看着李治的表情,张允文忽然有种感觉,这李治说不定原本便是这种样子,只不过是在父兄的重压之下,慢慢成了当初的沉默寡言。
“好吧,明日午后,我便在这宫门口来等你!”张允文答应下来。
今日这次朝会是贞观十二年的最后一次朝会了,再加上办公又少,所以除了突发大事之外张允文在未来的一个月内将会很少来皇城这边。
李治闻言,霎时间满脸笑容:“好,明日午后我便会出宫门的!”
“明日我等分散在宫门口,若是有人开宫门而出,便乘机杀进宫中,斩杀一两个皇亲国戚,朝廷重臣之后,取其首级,往西门逃出!嘿嘿凭着老子的中郎将腰牌和贺逻鹘的北平郡王令牌,定能顺利出城。出城之后,一路往西而去,只要到了西突厥,则荣华富贵源源不绝啊!”

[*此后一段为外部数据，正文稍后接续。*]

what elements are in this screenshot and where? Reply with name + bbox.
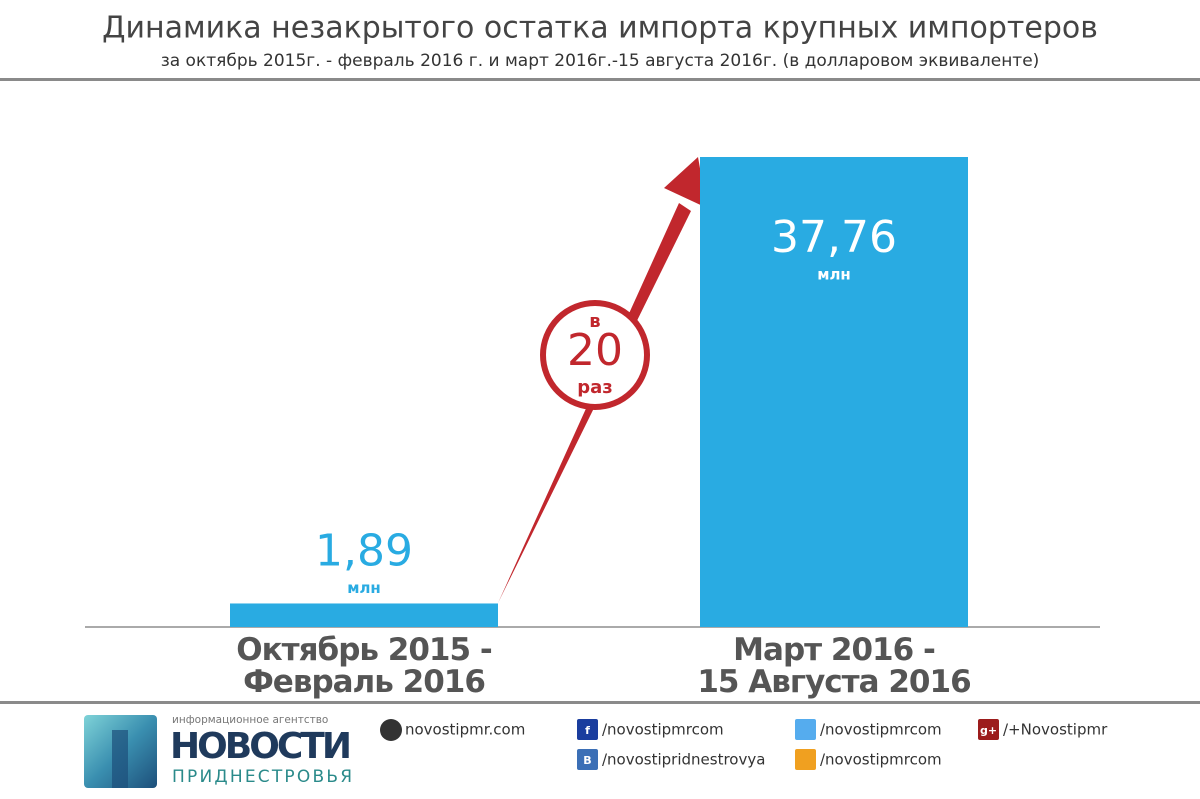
- chart-subtitle: за октябрь 2015г. - февраль 2016 г. и ма…: [161, 51, 1040, 71]
- x-tick-label: Октябрь 2015 - Февраль 2016: [236, 634, 492, 700]
- link-icon-label: g+: [980, 724, 997, 737]
- logo-mark: [112, 730, 128, 788]
- link-text: /novostipmrcom: [602, 721, 724, 739]
- bar: [700, 157, 968, 627]
- badge-number: 20: [567, 325, 623, 376]
- link-icon-label: f: [585, 724, 590, 737]
- x-tick-label: Март 2016 - 15 Августа 2016: [697, 634, 971, 700]
- footer-rule: [0, 701, 1200, 704]
- badge-top: в: [589, 311, 600, 332]
- link-text: /novostipridnestrovya: [602, 751, 765, 769]
- link-text: /novostipmrcom: [820, 751, 942, 769]
- link-icon: [577, 749, 598, 770]
- link-icon: [577, 719, 598, 740]
- link-icon: [380, 719, 402, 741]
- link-text: /novostipmrcom: [820, 721, 942, 739]
- chart-title: Динамика незакрытого остатка импорта кру…: [102, 11, 1098, 46]
- badge: [540, 300, 650, 410]
- link-icon-label: B: [583, 754, 591, 767]
- link-text: novostipmr.com: [405, 721, 525, 739]
- logo-title: НОВОСТИ: [170, 726, 352, 767]
- link-icon: [795, 719, 816, 740]
- unit-label: млн: [817, 266, 851, 284]
- header-rule: [0, 78, 1200, 81]
- bar: [230, 603, 498, 627]
- value-label: 1,89: [315, 525, 413, 576]
- arrow-head: [664, 157, 707, 208]
- link-icon: [978, 719, 999, 740]
- value-label: 37,76: [771, 212, 897, 263]
- logo-subtitle: ПРИДНЕСТРОВЬЯ: [172, 767, 352, 787]
- link-icon: [795, 749, 816, 770]
- category-label-box: Октябрь 2015 - Февраль 2016: [236, 634, 492, 700]
- agency: информационное агентство: [172, 714, 328, 726]
- badge-bottom: раз: [577, 377, 613, 398]
- category-label-box: Март 2016 - 15 Августа 2016: [697, 634, 971, 700]
- unit-label: млн: [347, 579, 381, 597]
- link-text: /+Novostipmr: [1003, 721, 1108, 739]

北平郡王府的大厅之内,五十多名彪悍的突厥汉子分成两圈,围坐在一架火炉边。结社放下手中的酒碗,低声说着上面的那番话。
这五十多名突厥汉子闻言,尽皆默默不语。
结社目光在这些汉子之中扫了一下,一眼便看见了一位正垂着头,默默喝酒的大汉。
“骨鲁岭,你怎么不说话?”结社冷冷的向那大汉问道。
“结社,如今我们投降大唐已经有这么多年了,如今,你又忽然叫我们反叛大唐,这到底是为什么啊?”骨鲁岭此言一落,几名突厥大汉纷纷应和。
“哼,我们是突厥人,天生就该住在草原上,尽情的放牧牛羊,纵马奔驰,不应该带着这城墙里面,慢慢的老去!难道你们已经忘记了我们体内流着狼的血液么?”结社慷慨激昂的说道。
这话说得义正言辞,却是让骨鲁岭等人哑口无言。
结社乘机说道:“既然你们没有忘了我们体内流着狼的血液,就应该和老子一起干!然后到西突厥去。那边可是有同样的姓阿史那,同样流着狼的血液的突厥人!”
“啪——”一只酒盏被砸碎在地上。
一名突厥大汉站起身来:“结社,老子干了!”
“啪啪啪——”酒盏砸碎的声音连连响起,一名名突厥大汉相继砸碎酒盏,站起身来。
虽说此时朝廷对武器兵刃有限制,但这种限制仅仅是在陌刀、弩机等杀伤力强的武器和大型的设备如床弩、投石车之上,至于横刀和两石以下的弓箭,却是没有什么太多的限制。
所以,这些突厥大汉,没人配着一把横刀,一把两石弓,一壶箭,身穿黑色皮甲,从早上开始,便呆在皇宫附近游荡着。
由于不知道皇宫哪扇城门将会打开,所以,这些突厥人集中在皇宫的正大门承天门外,除了一个两人作为侦察游骑之外,其余人纷纷藏身在横街各处,密切注视着承天门的动静。
然而,整整一上午,这承天门还是没有任何动静。
终于,到午时三刻的时候,三道身影踏着地上铺着的积雪,慢慢的承天门方向走来。
一见这三道身影,那藏在一处围墙之后的结社不由一惊。
这三人便是张允文和杨石、宋瀑三人。
记起昨日的承诺,张允文便在午时初刻,用完了午饭便拉着杨石和宋瀑往皇宫走去。
然而,走到皇宫外面时,张允文忽然感觉到一丝不对劲,当即停住了脚步。
呼啸而过的寒风卷起地上的雪花飞扬,穿梭在建筑之间,发出一阵“呜呜”声。